= Isua Akoko =

Town in Ondo State, Nigeria

Isua is the capital town of Akoko South-east Local Government of Ondo State, Nigeria.

The ancestral origins of Isua Akoko are mixed of Yoruba and Benin traditional and cultural influences in historic similarity and values amongst both Yoruba and the Benin people.

With a land topography of highland and lowland, we have Isua Oke and Isua Ile which simply means the Isua settlers of the highland and the Isua settlers of the lowland. Isua speaks the Uhami dialects that is most similar to the Edo town closer to them and Isua has different languages that is mostly understood by the people with slight differences in pronunciation.

Isua Akoko is a town located in the Akoko South East Local Government Area of Ondo State, Nigeria. It serves as the headquarters for this local government area. Here are some key points about Isua Akoko:

==Geography==
The landscape around Isua Akoko includes a mix of savannah and lowland forest, with an annual rainfall ranging significantly between 8 and 150 cm and an average temperature between 28 and 35 °C.

Isua Akoko experiences the typical tropical savanna climate of the northern Ondo region, with a long rainy season and moderate to high rainfall. Temperatures stay warm year-round, with a dry season extending from November to March.

==Cultural Background==
Isua Akoko has a unique cultural fluidity due to its divergent origins, with migrations from both Yoruba and Edo regions influencing its social relations, particularly in aspects like marriage, widowhood, and age-grade systems. This cultural mix sets it apart from the typical Yoruba cultural identity in terms of social relations.

===Industrial Potential===
The area is noted for its clay deposits, which have been analyzed for industrial applications such as ceramics, refractories, and pharmaceuticals, due to the high silica and alumina content.

=== Education ===
Akoko, including Isua, is known for its educational prowess, with the region being a home to many professors and educational institutions.

==Security==
There have been mentions of security issues in the past, like the arrest of a suspected Boko Haram member in the vicinity, indicating vigilance by local security forces.

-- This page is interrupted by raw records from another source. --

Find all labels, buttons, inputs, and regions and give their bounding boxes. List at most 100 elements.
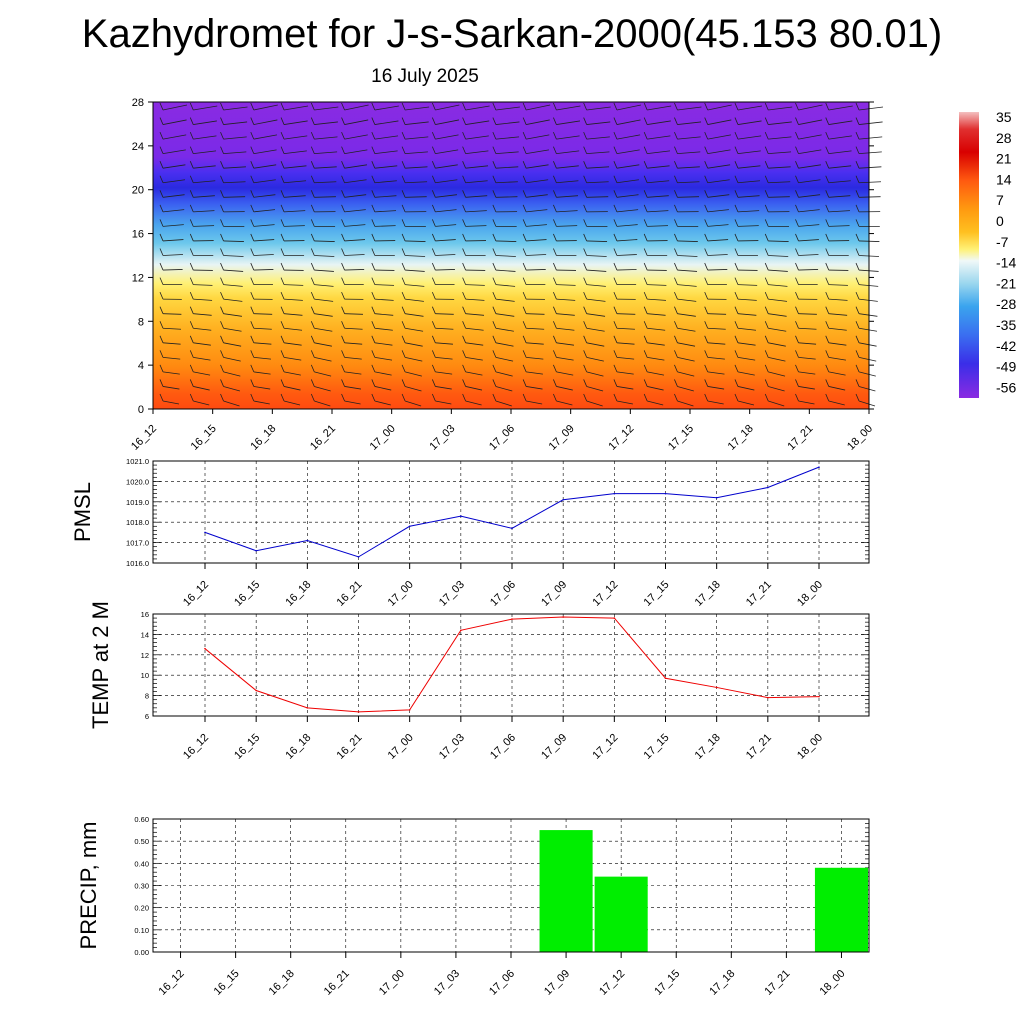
wind-barb <box>374 165 398 169</box>
wind-barb-feather <box>220 102 224 111</box>
wind-barb-feather <box>431 306 436 314</box>
x-tick-label: 16_21 <box>335 732 365 762</box>
wind-barb <box>435 371 453 375</box>
temp-panel: 6 8 10 12 14 16 16_12 16_15 16_18 16_21 17_00 17_03… <box>88 601 870 762</box>
wind-barb-feather <box>795 306 799 314</box>
wind-barb-feather <box>310 219 315 227</box>
wind-barb-feather <box>462 306 466 314</box>
wind-barb-feather <box>553 117 557 125</box>
x-tick-label: 16_12 <box>157 968 187 998</box>
wind-barb-feather <box>613 117 618 125</box>
wind-barb-feather <box>674 262 678 271</box>
heatmap-x-tick-label: 17_15 <box>666 423 696 453</box>
wind-barb <box>284 284 304 286</box>
wind-barb-feather <box>734 291 739 300</box>
wind-barb-feather <box>613 335 618 343</box>
y-tick-label: 0.10 <box>134 926 149 935</box>
y-tick-label: 1020.0 <box>126 477 149 486</box>
wind-barb <box>768 166 791 169</box>
wind-barb <box>223 400 240 407</box>
wind-barb-feather <box>764 146 769 154</box>
colorbar-label: -14 <box>996 255 1016 271</box>
colorbar-label: -7 <box>996 234 1009 250</box>
wind-barb-feather <box>583 190 588 198</box>
wind-barb <box>858 298 878 302</box>
wind-barb-feather <box>795 204 799 213</box>
wind-barb <box>707 400 724 405</box>
wind-barb-feather <box>431 175 436 183</box>
wind-barb-feather <box>341 335 345 343</box>
x-tick-label: 16_21 <box>322 968 352 998</box>
wind-barb <box>768 136 792 140</box>
wind-barb <box>707 104 732 111</box>
wind-barb <box>374 135 399 140</box>
wind-barb <box>435 356 453 360</box>
wind-barb <box>647 298 666 301</box>
wind-barb-feather <box>613 161 618 169</box>
wind-barb <box>374 120 399 125</box>
wind-barb-feather <box>855 335 860 343</box>
wind-barb <box>344 164 368 169</box>
wind-barb <box>556 400 573 406</box>
wind-barb-feather <box>462 350 466 358</box>
wind-barb <box>253 386 271 390</box>
wind-barb-feather <box>764 321 769 329</box>
wind-barb-feather <box>855 277 860 285</box>
data-point <box>715 496 718 499</box>
wind-barb <box>586 400 603 407</box>
wind-barb-feather <box>431 277 436 285</box>
wind-barb <box>162 134 187 140</box>
wind-barb <box>405 166 428 169</box>
wind-barb-feather <box>220 146 224 154</box>
wind-barb <box>526 356 544 360</box>
wind-barb-feather <box>189 204 194 213</box>
wind-barb-feather <box>371 248 376 256</box>
wind-barb <box>223 269 244 272</box>
wind-barb <box>495 151 519 155</box>
x-tick-label: 17_09 <box>539 579 569 609</box>
wind-barb <box>314 255 335 257</box>
wind-barb-feather <box>704 146 709 154</box>
wind-barb <box>314 400 331 407</box>
wind-barb-feather <box>341 291 345 300</box>
wind-barb-feather <box>674 175 678 183</box>
wind-barb <box>616 224 638 227</box>
wind-barb-feather <box>522 350 527 358</box>
wind-barb <box>374 313 394 316</box>
wind-barb-feather <box>280 102 285 111</box>
wind-barb-feather <box>159 248 164 256</box>
wind-barb-feather <box>795 146 799 154</box>
wind-barb <box>314 327 333 332</box>
wind-barb <box>556 284 576 286</box>
wind-barb-feather <box>189 335 194 343</box>
wind-barb-feather <box>341 248 345 256</box>
wind-barb <box>405 342 423 347</box>
wind-barb-feather <box>613 175 618 183</box>
wind-barb <box>435 400 452 405</box>
wind-barb <box>526 149 549 155</box>
wind-barb-feather <box>825 233 830 242</box>
wind-barb <box>798 224 820 227</box>
wind-barb <box>344 224 366 227</box>
wind-barb-feather <box>855 306 860 314</box>
wind-barb <box>314 181 337 184</box>
y-tick-label: 1018.0 <box>126 518 149 527</box>
wind-barb <box>586 284 606 287</box>
wind-barb <box>737 284 758 286</box>
wind-barb-feather <box>674 146 678 154</box>
wind-barb <box>283 371 301 376</box>
wind-barb-feather <box>855 364 860 373</box>
wind-barb <box>798 386 815 390</box>
wind-barb <box>556 120 581 125</box>
wind-barb <box>344 342 363 345</box>
wind-barb-feather <box>553 233 557 242</box>
wind-barb-feather <box>613 321 618 329</box>
wind-barb-feather <box>189 321 194 329</box>
wind-barb <box>647 371 665 376</box>
wind-barb <box>647 135 671 140</box>
wind-barb <box>586 166 610 169</box>
wind-barb <box>223 255 244 257</box>
wind-barb-feather <box>189 117 194 125</box>
wind-barb-feather <box>734 131 739 140</box>
wind-barb-feather <box>734 321 739 329</box>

==Community and Governance==
Isua Akoko has a traditional governance system where only members of the royal Odovia family can be crowned king, with the king residing in Isua Oke.

==Agricultural and Economic Activities==
Like many Nigerian rural areas, agriculture plays a significant role in the local economy, with the terrain around Isua Akoko being rocky, suitable for certain crops and livestock.

Isua Akoko's strategic location and cultural uniqueness make it an interesting study in the amalgamation of different cultural influences within Nigeria's diverse ethnic landscape.